Aim To analyze the trends of pneumonia during two waves of COVID-19 pandemic in order to use it as a clinical surveillance system and an early indicator of severity.
Methods Time series analysis of pneumonia cases, January 2014-December 2020. We collected pneumonia diagnoses from primary care EHR, covering >6 million people in Catalonia (Spain). We compared the trend of pneumonia in the season 2019-2020 with that in the previous years. We estimated the expected pneumonia cases with data from 2014 to 2018 using a time series regression adjusted by seasonality and influenza epidemics.
Results Between 4 March and 5 May 2020, 11,704 excess pneumonia cases (95% CI: 9,909 to 13,498) were identified. We observed a second excess pneumonia period from 22 october to 15 november of 1,377 excess cases (95% CI: 665 to 2,089). In contrast, we observed two great periods with reductions of pneumonia cases in children, accounting for 131 days and 3,534 less pneumonia cases (95% CI: 1,005 to 6,064) from March to July; and 54 days and 1,960 less pneumonia cases (95% CI 917 to 3,002) from October to December.
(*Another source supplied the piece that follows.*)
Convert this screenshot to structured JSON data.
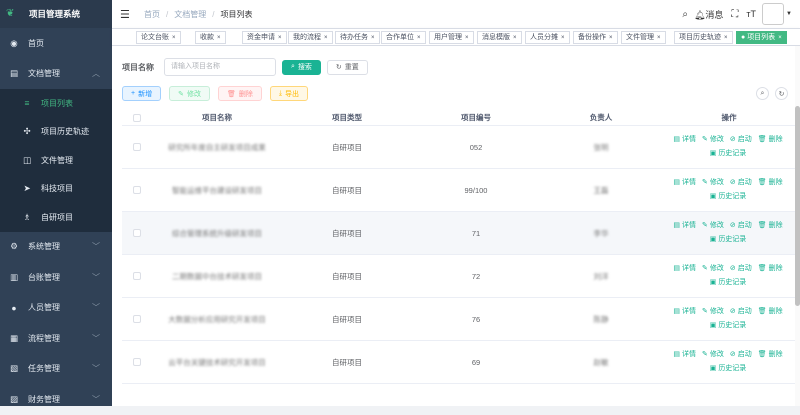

Conclusions Diagnoses of pneumonia from the EHR could be used as an early and low cost surveillance system to monitor the spread of COVID-19.
Introduction
The coronavirus disease 2019 (COVID-19) caused by the severe acute respiratory syndrome coronavirus 2 (SARS-CoV-2) started as an outbreak in Wuhan (China) and rapidly evolved into a worldwide pandemic and a public health emergency of international concern [1]. As of 11 december 2020, more than 69 million people have contracted the virus worldwide, with more than 1.5 million confirmed deaths [2]. Asymptomatics seem to account for approximately 20% of infected [3]. Most cases present mild influenza-like illness symptoms including fever, cough, sore throat, fatigue and myalgia [4]. Around 10-20% of symptomatic patients present severe forms of disease that require hospital admission, mainly due to pneumonia with severe inflammation [4 - 6]. Lung damage can progress rapidly and an early detection is essential for better management and also for surveillance of medium and long-term sequelae [7].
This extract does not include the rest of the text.